Die Entscheidung des Bundesverwaltungsgerichts zur dritten Piste des Flughafen Wien ist zwar schwerwiegend, aber längst nicht das einzige Beispiel für aus dem Ruder laufenden Verfahren, waren sich Diskutanten und Teilnehmer eines GSV-Forums unter dem Titel „unzumutbare Verfahrensdauern – Auswege aus dem Stillstand“ einig, das am Donnerstag in der Wirtschaftskammer Österreich (WKÖ) stattfand.

Wo und wie legistisch anzusetzen ist, um die Rahmenbedingungen in Österreich für Unternehmen zu verbessern und die Erhaltung und den Ausbau von Schlüssel-Infrastruktur sicherzustellen, diskutierte ein hochkarätiges Podium mit Unternehmensvertretern und anderen Interessierten.

„Fakt ist: Das UVP-Regime ist in Österreich aus der Balance geraten. Und alles auf die EU zu schieben, greift hier viel zu kurz“, hielt Stephan Schwarzer, Leiter der umweltpolitischen Abteilung in der WKÖ, in seiner Keynote fest. Denn rund 90 Prozent der Probleme bei Verfahren seien „in Österreich hausgemacht“ und lägen nicht an den EU-Richtlinien. 

Verfahrensdauern explodieren

Den Verfahren fehlt die Fokussierung, aber auch die Struktur. „Wenn Einwände jederzeit, immer wieder und ‚zizerlweise‘ nach und nach eingebracht werden können, ist die Behörde verpflichtet, dem nachzukommen, aber das Verfahren gelähmt“. Schmerzliche, manchmal jahrelange, Verzögerungen sind die Folge. Von der Vorgabe des Gesetzgebers, dass ein UVP-Verfahren in insgesamt 18 Monaten (bei Industrieanlagen: 12 Monate) abgeschlossen sein sollte, ist man in der Realität weit entfernt, wie die Statistiken der vergangenen Jahre klar zeigen. Allein 2015 lag die durchschnittliche Verfahrensdauer (bezogen auf Genehmigungsverfahren inkl. Rechtsmittelverfahren) bei rund 24 Monaten. „Jüngste Entwicklungen lassen befürchten, dass die Verfahrensdauern in Österreich explodieren, und ein Ende dieses Trends ist nicht abzusehen“. Bei großen aktuellen Infrastrukturprojekten wurden Verfahrensdauer zwischen 38 und 120 Monaten gemessen, einige von ihnen sind aber noch lange nicht fertig, sodass sich die Werte noch weiter verschlechtern werden.

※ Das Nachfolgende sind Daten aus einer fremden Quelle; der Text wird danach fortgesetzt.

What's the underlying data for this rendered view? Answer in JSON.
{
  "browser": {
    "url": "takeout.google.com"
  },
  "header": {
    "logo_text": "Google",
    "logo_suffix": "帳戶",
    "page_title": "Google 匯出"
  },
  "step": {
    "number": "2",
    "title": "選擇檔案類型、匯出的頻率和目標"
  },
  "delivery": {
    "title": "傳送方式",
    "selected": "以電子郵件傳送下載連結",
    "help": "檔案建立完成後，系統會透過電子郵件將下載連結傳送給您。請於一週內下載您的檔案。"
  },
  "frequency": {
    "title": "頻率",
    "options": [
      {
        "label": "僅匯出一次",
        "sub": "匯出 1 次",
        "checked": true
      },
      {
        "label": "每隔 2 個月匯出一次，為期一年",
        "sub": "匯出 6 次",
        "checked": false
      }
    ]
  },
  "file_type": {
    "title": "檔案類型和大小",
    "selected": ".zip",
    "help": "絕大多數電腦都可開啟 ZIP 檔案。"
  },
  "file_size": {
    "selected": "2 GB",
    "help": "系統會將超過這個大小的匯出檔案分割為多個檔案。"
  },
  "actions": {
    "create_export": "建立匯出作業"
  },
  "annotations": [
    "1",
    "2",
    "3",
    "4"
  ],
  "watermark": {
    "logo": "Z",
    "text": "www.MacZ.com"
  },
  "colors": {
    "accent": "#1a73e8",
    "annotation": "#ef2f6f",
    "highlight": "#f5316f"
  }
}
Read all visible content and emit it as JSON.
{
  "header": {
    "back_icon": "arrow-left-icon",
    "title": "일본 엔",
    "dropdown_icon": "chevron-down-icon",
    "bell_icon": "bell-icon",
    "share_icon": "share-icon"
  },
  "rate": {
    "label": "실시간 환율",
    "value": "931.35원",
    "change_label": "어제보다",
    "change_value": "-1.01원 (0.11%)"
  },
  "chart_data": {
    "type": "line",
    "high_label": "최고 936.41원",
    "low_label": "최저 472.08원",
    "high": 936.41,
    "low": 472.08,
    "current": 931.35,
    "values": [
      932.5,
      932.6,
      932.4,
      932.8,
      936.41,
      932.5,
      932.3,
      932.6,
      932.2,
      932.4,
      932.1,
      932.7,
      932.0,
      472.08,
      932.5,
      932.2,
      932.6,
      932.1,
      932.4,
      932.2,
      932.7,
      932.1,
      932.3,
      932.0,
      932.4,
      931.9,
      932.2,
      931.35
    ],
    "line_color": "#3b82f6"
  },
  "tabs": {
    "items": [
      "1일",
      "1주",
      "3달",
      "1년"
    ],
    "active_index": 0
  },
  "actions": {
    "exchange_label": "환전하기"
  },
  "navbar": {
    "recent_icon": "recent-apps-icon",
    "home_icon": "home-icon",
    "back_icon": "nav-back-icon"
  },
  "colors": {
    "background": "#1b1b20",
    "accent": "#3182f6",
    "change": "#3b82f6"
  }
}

Die Folge sind Investitionsausfälle in Milliardenhöhe, Standortschäden durch veraltete Infrastruktur und Jobeinbußen: Die WKÖ hat sich acht ausgewählte Infrastrukturprojekte von öffentlichem Interesse angesehen, bei denen es zu einer eine krassen Überschreitung der Entscheidungsfrist gekommen ist (darunter zum Beispiel die dritte Piste am VIE, der Lobautunnel oder der Semmering Basistunnel). „Alleine für diese acht Projekte, nur die Spitze des Eisbergs, stecken Investitionen von rund 8,2 Mrd. Euro in der Warteschleife fest – mit weitreichenden Folgen für den gesamten Wirtschaftsstandort“, unterstreicht Schwarzer und verweist auf Berechnungen des WIFO, wonach 1 Mrd. Euro an Investitionen rund 8.000 Arbeitsplätze absichert. Im Straßenbau rechnet die WKÖ pro investierter Milliarde Euro mit rund 13.000 neuen Arbeitsplätzen. „Vorsichtig geschätzt nehmen wir an, dass sich 30.000 bis 50.000 Arbeitsplätzen in der Verfahrensschleife auf Grünes Licht warten“, rechnet der WKÖ-Experte vor.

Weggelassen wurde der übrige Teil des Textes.